月はなんと敵役だったのだ
のーと
満月じゃなかった。
言葉の意味は、複雑すぎる。ひとつの単語に確かな軸があり、それから導かれる解はよかろう。だが、有った意味がひとつに収束してしない、細かいところはシーンに応じて判断しろ、というのは言葉の存在をナンセンスなものにしかねない。
私は告白をしたことになっていたらしい。
私は、いつ死んでも良い、と思っていた。
寒空に吐く息がコントラスト。私から出た苦い煙はゆっくり夜空に溶けていって、月光が鮮烈に現れた。夜空の、彩度の低いところと、濃く、ずっと上まで続いているだろう!と思わせる宇宙色とのまだらを、ぐぐ、と引き締めて煌々とただそこにある。
「ね、月、めっちゃ綺麗! ! 」
わざわざサッシを開けて、暖かい室内に叫ぶ。彼は、寒いから閉めてよ、とでもいいたげな顔でコタツに四肢をしまい込んでさらに縮こまってしまった。
あいにく私は閉じこもっている人間を連れ出したくなるタイプなので、そういう反応をされると、ムキになって、灰皿にベランダ唯一の火種を名残惜しいけれど押し付け、手招きした。

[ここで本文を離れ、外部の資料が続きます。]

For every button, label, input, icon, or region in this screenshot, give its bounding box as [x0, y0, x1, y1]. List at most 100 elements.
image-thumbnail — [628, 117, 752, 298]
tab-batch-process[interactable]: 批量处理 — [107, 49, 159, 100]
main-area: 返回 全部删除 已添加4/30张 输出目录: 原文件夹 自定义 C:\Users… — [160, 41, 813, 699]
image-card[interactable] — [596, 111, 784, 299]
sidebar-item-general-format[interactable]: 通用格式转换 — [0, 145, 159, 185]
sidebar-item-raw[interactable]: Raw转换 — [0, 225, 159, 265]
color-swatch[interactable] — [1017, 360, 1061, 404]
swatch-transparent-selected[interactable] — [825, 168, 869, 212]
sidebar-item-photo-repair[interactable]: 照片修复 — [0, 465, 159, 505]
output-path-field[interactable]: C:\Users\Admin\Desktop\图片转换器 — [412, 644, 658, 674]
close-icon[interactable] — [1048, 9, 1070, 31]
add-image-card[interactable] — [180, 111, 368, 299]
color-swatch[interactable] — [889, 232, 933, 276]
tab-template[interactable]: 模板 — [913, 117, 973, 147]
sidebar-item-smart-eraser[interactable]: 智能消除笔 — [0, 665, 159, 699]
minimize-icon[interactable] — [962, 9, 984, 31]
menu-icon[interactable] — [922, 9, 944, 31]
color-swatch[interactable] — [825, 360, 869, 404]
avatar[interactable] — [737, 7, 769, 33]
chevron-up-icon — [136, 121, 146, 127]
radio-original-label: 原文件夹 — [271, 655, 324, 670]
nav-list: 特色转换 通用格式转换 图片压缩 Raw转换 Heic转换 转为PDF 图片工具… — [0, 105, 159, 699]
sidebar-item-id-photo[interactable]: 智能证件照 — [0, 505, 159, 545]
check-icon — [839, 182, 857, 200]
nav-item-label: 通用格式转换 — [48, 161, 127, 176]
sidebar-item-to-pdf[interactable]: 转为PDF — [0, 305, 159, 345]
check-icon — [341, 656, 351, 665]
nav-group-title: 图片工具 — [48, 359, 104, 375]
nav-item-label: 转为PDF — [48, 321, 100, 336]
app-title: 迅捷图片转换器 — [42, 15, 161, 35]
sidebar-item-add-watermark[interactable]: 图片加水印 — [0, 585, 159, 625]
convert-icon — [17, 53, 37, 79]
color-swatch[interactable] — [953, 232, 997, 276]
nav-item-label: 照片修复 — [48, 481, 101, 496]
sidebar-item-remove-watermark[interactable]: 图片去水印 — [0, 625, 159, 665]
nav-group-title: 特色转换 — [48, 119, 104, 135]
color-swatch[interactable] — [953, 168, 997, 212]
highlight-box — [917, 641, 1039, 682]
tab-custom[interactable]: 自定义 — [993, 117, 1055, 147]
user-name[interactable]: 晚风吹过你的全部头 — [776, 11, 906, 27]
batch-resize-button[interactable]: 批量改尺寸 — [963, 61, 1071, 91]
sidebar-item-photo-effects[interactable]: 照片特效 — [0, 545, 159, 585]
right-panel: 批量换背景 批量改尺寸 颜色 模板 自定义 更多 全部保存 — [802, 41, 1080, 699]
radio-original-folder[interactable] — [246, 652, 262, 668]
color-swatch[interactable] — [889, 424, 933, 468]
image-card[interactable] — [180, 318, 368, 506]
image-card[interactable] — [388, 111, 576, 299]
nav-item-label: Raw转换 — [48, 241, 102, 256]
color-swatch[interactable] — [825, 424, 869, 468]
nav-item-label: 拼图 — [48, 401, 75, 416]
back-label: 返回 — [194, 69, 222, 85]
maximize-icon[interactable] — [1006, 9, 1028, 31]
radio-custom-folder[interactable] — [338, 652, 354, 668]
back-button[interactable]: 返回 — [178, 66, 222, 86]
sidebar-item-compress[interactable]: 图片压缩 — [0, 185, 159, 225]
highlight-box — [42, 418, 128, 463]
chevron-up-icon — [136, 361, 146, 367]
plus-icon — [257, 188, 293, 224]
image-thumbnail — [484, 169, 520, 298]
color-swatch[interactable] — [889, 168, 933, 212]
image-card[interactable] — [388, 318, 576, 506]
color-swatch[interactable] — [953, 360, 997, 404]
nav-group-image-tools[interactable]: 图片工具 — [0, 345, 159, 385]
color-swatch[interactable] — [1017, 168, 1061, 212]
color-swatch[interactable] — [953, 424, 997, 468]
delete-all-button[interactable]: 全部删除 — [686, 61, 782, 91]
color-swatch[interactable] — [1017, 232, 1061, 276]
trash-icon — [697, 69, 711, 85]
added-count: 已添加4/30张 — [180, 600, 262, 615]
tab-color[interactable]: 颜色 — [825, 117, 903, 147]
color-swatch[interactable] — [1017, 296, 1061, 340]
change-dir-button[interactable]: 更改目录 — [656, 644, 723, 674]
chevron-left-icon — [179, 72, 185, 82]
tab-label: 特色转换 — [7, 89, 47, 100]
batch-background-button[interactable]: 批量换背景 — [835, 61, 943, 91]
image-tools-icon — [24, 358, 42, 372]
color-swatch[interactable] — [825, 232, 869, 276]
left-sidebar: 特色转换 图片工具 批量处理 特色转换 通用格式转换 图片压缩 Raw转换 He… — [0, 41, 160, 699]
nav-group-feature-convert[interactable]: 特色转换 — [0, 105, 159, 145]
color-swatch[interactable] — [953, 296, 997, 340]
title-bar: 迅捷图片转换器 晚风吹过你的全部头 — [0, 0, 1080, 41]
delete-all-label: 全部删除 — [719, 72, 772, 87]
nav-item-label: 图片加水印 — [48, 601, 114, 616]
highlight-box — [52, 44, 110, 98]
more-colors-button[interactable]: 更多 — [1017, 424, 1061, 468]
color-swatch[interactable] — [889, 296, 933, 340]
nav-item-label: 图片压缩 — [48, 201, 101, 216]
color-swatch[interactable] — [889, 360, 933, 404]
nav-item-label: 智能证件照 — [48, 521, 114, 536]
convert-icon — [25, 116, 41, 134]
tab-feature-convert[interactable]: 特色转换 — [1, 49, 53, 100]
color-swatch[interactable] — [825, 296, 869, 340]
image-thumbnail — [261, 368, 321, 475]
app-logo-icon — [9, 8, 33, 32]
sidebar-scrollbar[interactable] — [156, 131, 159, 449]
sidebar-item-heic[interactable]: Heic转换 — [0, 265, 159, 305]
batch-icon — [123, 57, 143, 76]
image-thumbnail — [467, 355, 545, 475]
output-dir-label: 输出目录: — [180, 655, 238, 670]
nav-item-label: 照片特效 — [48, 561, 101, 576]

私が引かないだろうことを─少なくとももう数分は粘るだろうということを─彼は察したのか、のそり、と立ち上がった。天井が低く見えるようになって、私の方まで彼の影がおちた。
最も私は既に地球の影の中にいるため、彼の闇が届くことはなかったのだけれど。
ベランダに彼が足を踏み入れ、肩がぶつからないように、私は端に角に寄る。おもむろに私たちは月を見上げた。
彼はしばらく何も言わず、おかげで首が痛くなってきたので、私は彼を見あげた。自分が綺麗だと褒めたものを真顔でこうじろじろと観察されては、私のセンスを吟味されているようで大変居心地が悪かった。
彼のメガネにはふたつ月が映り込み、代わりに表情は霞んでしまった。何を考えているのか、いつも以上にわからない。目元が隠れると私たちは途端に不安になる。
「……うん、死んでもいい程。」
やっと口を開いた彼はそんなことを口にした。しかもわざわざ私を見据えて。やっと闇の中にも関わらず明瞭になった彼の目元は爛々としていた。
その後のことはあまり思い出したくない。長い、長い夜だった。くたくたに横たわってカーテンの隙間から見えた月が恨めしかった。彼は、月をナンセンスに定義していたのだと今更気がついた。月光は、霞んで灰色に見えた。